In order to use the contrib.learn.Estimator for multi-GPU training, I am attempting to specify GPU assignments in my model_fn.
In pseudo-code:
def model_fn(X, y):
with tf.device('/gpu:1'):
... various tensorflow ops for model ...
return predictions, loss, train_op
Everything works fine without the tf.device('/gpu:1') call, but with it I encounter the following error:
InvalidArgumentError (see above for traceback): Cannot assign a device to
node 'save/ShardedFilename_1': Could not satisfy explicit device
specification '/device:GPU:1' because no supported kernel
for GPU devices is available.
I do not believe that I am adding the offending op to the graph myself, but rather that it is injected through the Estimator's snapshot functionality.

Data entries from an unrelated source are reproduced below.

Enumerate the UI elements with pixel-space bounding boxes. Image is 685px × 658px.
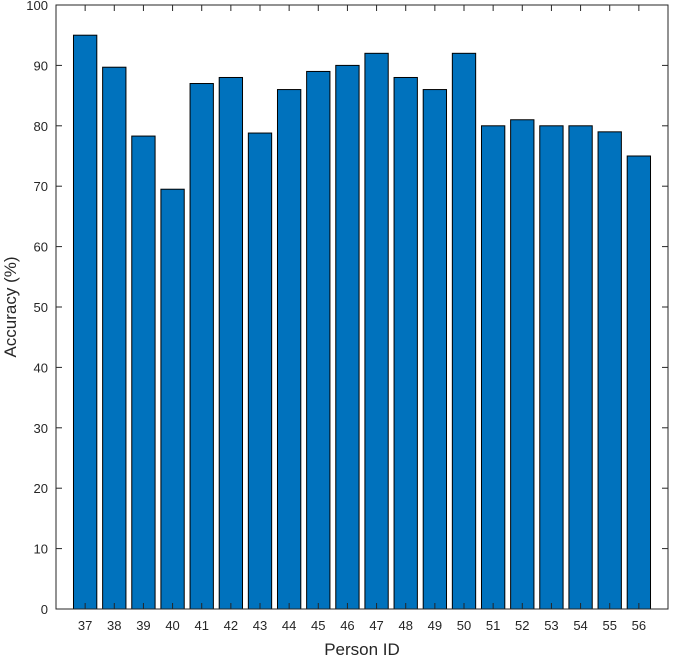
bar-53 [539, 125, 564, 610]
x-tick-label-55: 55 [602, 618, 616, 633]
bar-48 [393, 76, 418, 610]
x-tick-label-45: 45 [311, 618, 325, 633]
y-tick-label-40: 40 [34, 360, 48, 375]
x-tick-label-49: 49 [428, 618, 442, 633]
bar-47 [364, 52, 389, 610]
x-axis: 37 38 39 40 41 42 43 44 45 46 47 48 49 50 51 52 53 54 55 56 [78, 5, 646, 633]
bars-group [72, 34, 652, 610]
bar-45 [306, 70, 331, 610]
bar-50 [451, 52, 477, 610]
x-tick-label-52: 52 [515, 618, 529, 633]
y-tick-label-10: 10 [34, 542, 48, 557]
bar-54 [568, 125, 593, 610]
x-tick-label-44: 44 [282, 618, 296, 633]
y-tick-label-60: 60 [34, 240, 48, 255]
x-axis-label: Person ID [324, 640, 400, 658]
bar-40 [160, 188, 185, 610]
bar-42 [218, 76, 244, 610]
x-tick-label-43: 43 [253, 618, 267, 633]
x-tick-label-51: 51 [486, 618, 500, 633]
y-tick-label-100: 100 [26, 0, 48, 13]
x-tick-label-46: 46 [340, 618, 354, 633]
x-tick-label-56: 56 [632, 618, 646, 633]
x-tick-label-41: 41 [194, 618, 208, 633]
bar-56 [626, 155, 652, 610]
bar-41 [189, 83, 214, 610]
bar-51 [480, 125, 506, 610]
bar-37 [72, 34, 98, 610]
x-tick-label-40: 40 [165, 618, 179, 633]
x-tick-label-47: 47 [369, 618, 383, 633]
y-tick-label-50: 50 [34, 300, 48, 315]
x-tick-label-54: 54 [573, 618, 587, 633]
y-tick-label-0: 0 [41, 602, 48, 617]
bar-43 [247, 132, 273, 610]
y-axis: 0 10 20 30 40 50 60 70 80 90 100 [26, 0, 668, 617]
bar-44 [276, 89, 302, 610]
x-tick-label-37: 37 [78, 618, 92, 633]
y-tick-label-90: 90 [34, 58, 48, 73]
y-tick-label-30: 30 [34, 421, 48, 436]
y-tick-label-20: 20 [34, 481, 48, 496]
x-tick-label-48: 48 [398, 618, 412, 633]
y-tick-label-80: 80 [34, 119, 48, 134]
y-axis-label: Accuracy (%) [1, 256, 20, 357]
bar-49 [422, 89, 448, 610]
x-tick-label-53: 53 [544, 618, 558, 633]
bar-38 [102, 66, 127, 610]
bar-55 [597, 131, 622, 610]
y-tick-label-70: 70 [34, 179, 48, 194]
bar-52 [510, 119, 535, 610]
bar-39 [131, 135, 156, 610]
x-tick-label-38: 38 [107, 618, 121, 633]
bar-46 [335, 64, 360, 610]
x-tick-label-39: 39 [136, 618, 150, 633]
x-tick-label-42: 42 [224, 618, 238, 633]
x-tick-label-50: 50 [457, 618, 471, 633]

I believe that the solution is to set allow_soft_placement=True so that non GPU functions will fall to CPU, but it's not obvious to me how that exposed when dealing with contrib.learn.Estimator.

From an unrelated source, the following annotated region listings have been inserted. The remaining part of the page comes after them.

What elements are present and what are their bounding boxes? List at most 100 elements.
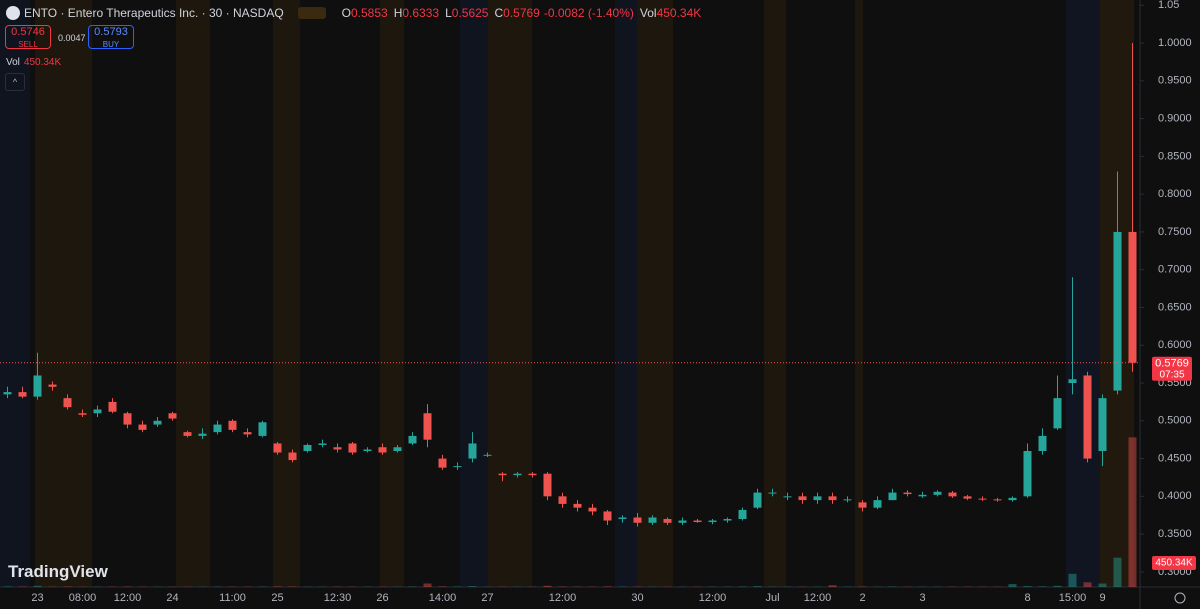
high-value: 0.6333 bbox=[402, 6, 440, 20]
last-volume-label: 450.34K bbox=[1155, 558, 1193, 569]
candle-body bbox=[798, 496, 807, 501]
candle-body bbox=[1023, 451, 1032, 497]
x-tick-label: 25 bbox=[271, 592, 283, 604]
close-value: 0.5769 bbox=[503, 6, 540, 20]
candle-body bbox=[93, 409, 102, 414]
y-tick-label: 0.7500 bbox=[1158, 226, 1192, 238]
candle-body bbox=[123, 413, 132, 425]
candle-body bbox=[933, 491, 942, 495]
x-tick-label: 12:00 bbox=[699, 592, 727, 604]
candle-body bbox=[528, 473, 537, 476]
volume-bar bbox=[468, 586, 477, 587]
candle-body bbox=[3, 392, 12, 395]
x-tick-label: 26 bbox=[376, 592, 388, 604]
y-tick-label: 0.4000 bbox=[1158, 490, 1192, 502]
low-label: L bbox=[445, 6, 452, 20]
session-bands bbox=[0, 0, 1134, 587]
volume-bar bbox=[1068, 573, 1077, 587]
candle-body bbox=[318, 443, 327, 445]
candle-body bbox=[513, 473, 522, 476]
session-band bbox=[637, 0, 673, 587]
y-tick-label: 0.4500 bbox=[1158, 452, 1192, 464]
candle-body bbox=[1098, 398, 1107, 452]
candle-body bbox=[888, 492, 897, 501]
buy-label: BUY bbox=[102, 40, 120, 49]
collapse-button[interactable]: ^ bbox=[5, 73, 25, 91]
session-band bbox=[176, 0, 210, 587]
candle-body bbox=[768, 492, 777, 494]
candle-body bbox=[1038, 435, 1047, 452]
x-tick-label: 08:00 bbox=[69, 592, 97, 604]
sell-button[interactable]: 0.5746 SELL bbox=[5, 25, 51, 49]
x-tick-label: 11:00 bbox=[219, 592, 246, 604]
session-band bbox=[764, 0, 786, 587]
low-value: 0.5625 bbox=[451, 6, 489, 20]
y-tick-label: 1.0000 bbox=[1158, 37, 1192, 49]
volume-bar bbox=[33, 585, 42, 587]
candle-body bbox=[843, 499, 852, 501]
close-label: C bbox=[494, 6, 504, 20]
settings-icon[interactable] bbox=[1174, 592, 1186, 604]
candle-body bbox=[48, 384, 57, 387]
x-tick-label: 23 bbox=[31, 592, 43, 604]
volume-bar bbox=[438, 586, 447, 587]
x-tick-label: 12:00 bbox=[804, 592, 832, 604]
x-tick-label: 27 bbox=[481, 592, 493, 604]
candle-body bbox=[963, 496, 972, 499]
y-tick-label: 0.8000 bbox=[1158, 188, 1192, 200]
y-tick-label: 0.9500 bbox=[1158, 75, 1192, 87]
candle-body bbox=[108, 401, 117, 412]
vol-label: Vol bbox=[639, 6, 657, 20]
session-band bbox=[0, 0, 30, 587]
y-tick-label: 0.9000 bbox=[1158, 113, 1192, 125]
candle-body bbox=[183, 432, 192, 436]
candle-body bbox=[18, 392, 27, 397]
candle-body bbox=[453, 466, 462, 468]
candle-body bbox=[363, 449, 372, 452]
candle-body bbox=[753, 492, 762, 508]
volume-bar bbox=[1023, 586, 1032, 587]
candle-body bbox=[303, 444, 312, 452]
buy-button[interactable]: 0.5793 BUY bbox=[88, 25, 134, 49]
session-band bbox=[273, 0, 300, 587]
candle-body bbox=[873, 500, 882, 508]
session-band bbox=[488, 0, 532, 587]
x-tick-label: 15:00 bbox=[1059, 592, 1087, 604]
candle-body bbox=[813, 496, 822, 501]
session-band bbox=[855, 0, 863, 587]
candle-body bbox=[678, 520, 687, 523]
candle-body bbox=[1008, 497, 1017, 501]
candle-body bbox=[948, 492, 957, 497]
legend-header: ENTO · Entero Therapeutics Inc. · 30 · N… bbox=[6, 4, 705, 22]
spread: 0.0047 bbox=[58, 33, 86, 43]
volume-legend: Vol 450.34K bbox=[6, 57, 61, 68]
x-tick-label: 12:30 bbox=[324, 592, 352, 604]
session-band bbox=[615, 0, 637, 587]
candle-body bbox=[558, 496, 567, 504]
volume-bar bbox=[1053, 585, 1062, 587]
volume-bar bbox=[603, 586, 612, 587]
candle-body bbox=[393, 447, 402, 452]
volume-bar bbox=[543, 585, 552, 587]
candle-body bbox=[138, 424, 147, 430]
candle-body bbox=[498, 473, 507, 476]
candle-body bbox=[543, 473, 552, 497]
candle-body bbox=[738, 509, 747, 520]
y-tick-label: 0.7000 bbox=[1158, 264, 1192, 276]
candle-body bbox=[618, 517, 627, 520]
candle-body bbox=[348, 443, 357, 453]
volume-legend-label: Vol bbox=[6, 57, 20, 68]
candle-body bbox=[573, 503, 582, 508]
session-band bbox=[1066, 0, 1100, 587]
candle-body bbox=[663, 519, 672, 523]
countdown-label: 07:35 bbox=[1159, 369, 1184, 380]
x-tick-label: 12:00 bbox=[114, 592, 142, 604]
candle-body bbox=[438, 458, 447, 468]
volume-bar bbox=[828, 585, 837, 587]
candle-body bbox=[723, 519, 732, 521]
candle-body bbox=[153, 420, 162, 425]
x-tick-label: Jul bbox=[765, 592, 779, 604]
candle-body bbox=[1053, 398, 1062, 429]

I see that the option is usually set in ConfigProto & passed to the session, but I've been using the Estimator's functionality to manage the session for me. Should I be taking control of the session creation, or am I missing a parameter somewhere to accomplish this?
Many thanks in advance for any advice.
Along with Estimator leaving contrib in Tensorflow 1.0 this is fixed.